When I first started blogging, it was all personal, all the time, and a lot of it was work-related. The job I had at the time was very frustrating on many levels; I needed to vent, and I needed to vent all the time. I took a big gamble in blogging about work in this way, and to top off the stupidity I frequently blogged from my computer at work. I did this with my eyes open — I knew that I could get in trouble and potentially lose my job if, say, the VP found my blog. But I also knew a few other things: that no one would check the cache on my computer for recently-visted links; that I had no intention of staying at the job for much longer; and that my immediate supervisor knew how frustrated my coworker and I were, and he knew exactly what was causing the frustration.

Anyway, all this was very stupid, yes, but at least I knew what I was potentially doing to myself. Could this possibly hurt my future job opportunities? I suppose it could, and I’ve been thinking about going back through the blog and taking down some old posts. But how paranoid is that? Is that a smart level of paranoia, or is that a paranoid level of paranoia? Last time I went through them, I wondered how much was really all that incriminating. I think at most it just points to the fact that I had run out of patience with the job, and that I am not the most consistently friendly customer service rep in the world. (At 60 hours a week, who is?!) But if you dig deeper, say in an interview, I think that most sane people would agree that the situation at that job was a problem waiting to happen. But I digress.

To get back to what Casey wrote about, I can also point to my blog (well, if I ever get more into writing about libraries) as proof that I’m thinking critically about professional “stuff” outside of the classroom. And, while I don’t spend nearly as much time editing posts as I spend editing other things that I write, I’m confident enough in my writing skills that you can still see that I’m a good writer. (And a good speller, since I cannot find the freaking spellcheck in WordPress. I need to look again in case they’ve added it since I signed up.)

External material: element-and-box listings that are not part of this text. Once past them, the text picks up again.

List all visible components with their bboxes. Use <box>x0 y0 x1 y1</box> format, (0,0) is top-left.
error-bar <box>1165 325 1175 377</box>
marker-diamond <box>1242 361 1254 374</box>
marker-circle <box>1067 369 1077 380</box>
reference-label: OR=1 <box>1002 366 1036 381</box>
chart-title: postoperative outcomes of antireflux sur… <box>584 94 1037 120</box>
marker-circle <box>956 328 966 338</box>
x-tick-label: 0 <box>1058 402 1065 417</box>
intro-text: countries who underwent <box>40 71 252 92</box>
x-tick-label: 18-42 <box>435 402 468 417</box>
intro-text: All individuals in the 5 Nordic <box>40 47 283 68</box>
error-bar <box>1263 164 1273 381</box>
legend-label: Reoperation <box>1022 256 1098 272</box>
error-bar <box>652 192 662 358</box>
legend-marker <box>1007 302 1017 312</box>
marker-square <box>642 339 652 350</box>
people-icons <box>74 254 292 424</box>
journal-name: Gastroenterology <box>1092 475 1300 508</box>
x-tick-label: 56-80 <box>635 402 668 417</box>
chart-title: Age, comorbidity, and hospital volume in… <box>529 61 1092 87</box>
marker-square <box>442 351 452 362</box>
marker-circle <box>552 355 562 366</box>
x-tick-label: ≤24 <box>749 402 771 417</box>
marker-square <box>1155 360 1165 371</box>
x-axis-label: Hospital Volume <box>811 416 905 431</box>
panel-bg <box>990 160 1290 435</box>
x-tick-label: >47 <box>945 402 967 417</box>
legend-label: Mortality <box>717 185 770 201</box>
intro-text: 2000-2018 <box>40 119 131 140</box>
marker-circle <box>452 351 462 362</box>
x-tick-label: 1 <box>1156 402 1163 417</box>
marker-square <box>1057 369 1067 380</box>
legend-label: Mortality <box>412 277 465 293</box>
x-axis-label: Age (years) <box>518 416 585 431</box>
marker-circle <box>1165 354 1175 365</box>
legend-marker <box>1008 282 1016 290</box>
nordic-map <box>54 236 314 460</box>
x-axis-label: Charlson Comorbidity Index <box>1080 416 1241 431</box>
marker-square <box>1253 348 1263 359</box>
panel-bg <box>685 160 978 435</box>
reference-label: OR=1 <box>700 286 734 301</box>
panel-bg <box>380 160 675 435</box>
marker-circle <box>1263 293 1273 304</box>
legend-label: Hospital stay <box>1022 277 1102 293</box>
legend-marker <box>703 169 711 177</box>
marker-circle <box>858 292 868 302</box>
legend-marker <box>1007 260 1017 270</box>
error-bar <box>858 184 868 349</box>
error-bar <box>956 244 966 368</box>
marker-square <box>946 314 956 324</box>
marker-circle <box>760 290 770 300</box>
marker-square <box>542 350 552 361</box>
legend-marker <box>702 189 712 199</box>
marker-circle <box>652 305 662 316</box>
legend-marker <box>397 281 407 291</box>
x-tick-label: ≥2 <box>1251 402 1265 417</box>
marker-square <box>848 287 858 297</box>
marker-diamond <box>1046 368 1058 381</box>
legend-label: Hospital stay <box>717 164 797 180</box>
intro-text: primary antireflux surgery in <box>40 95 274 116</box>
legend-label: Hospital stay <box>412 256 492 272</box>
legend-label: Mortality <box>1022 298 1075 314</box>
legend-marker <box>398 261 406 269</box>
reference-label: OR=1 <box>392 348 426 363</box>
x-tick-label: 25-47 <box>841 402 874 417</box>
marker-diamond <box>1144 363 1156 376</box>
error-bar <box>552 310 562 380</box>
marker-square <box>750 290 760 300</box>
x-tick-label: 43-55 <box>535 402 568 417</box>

The rest of these thoughts are less-fully formed, so bear with me. I think that right now we’re at a point where there’s perhaps more respect for people whose blogs are less diary-like and more professional (or at least about things that strangers are interested in, like a hobby, for example). As Casey points out, blogging is a new way of publishing. People thought and wrote about issues within their field long before the internet came around. But they couldn’t get their thoughts out to as many people as quickly as we can today — they had to go through professional publications, or perhaps try to start their own newsletter or forum. Today you can blog about something and potentially start a worldwide conversation with people in your field. People might say that bloggers don’t write about serious things, but have these people ever read the “Metro?” The fact that something is printed on a sheet of paper doesn’t make it better or more important than something you read on the Internet.

And also, to a certain extent, I think blogging demonstrates an awareness of and interest in the web and technology in general, since I think there are still a lot of people who “don’t get it” when it comes to interacting with the web, rather than just reading pages and finding information. I’m not trying to say that all bloggers are totally tech-savvy in every way — I think a ton of bloggers out there would have absolutely zero idea as to how to set up a blog on their own domain, from scratch with WordPress or Moveable Type. And a lot of them probably have no interest in doing that. But I think at a minimum it displays an interest in using this new mode of communication, and the level of tech-savviness can be deduced in other ways. Does the person also have a website? Has the blogger customized the Blogger template? Has he or she set up an RSS feed for readers to grab?

As a society I think we’re still working out our feelings about blogging. I also think that bloggers need to make concious decisions about where to draw the line that separates what will be blogged about from what won’t be blogged about, and be prepared to take responsibility when a problem or conflict arises.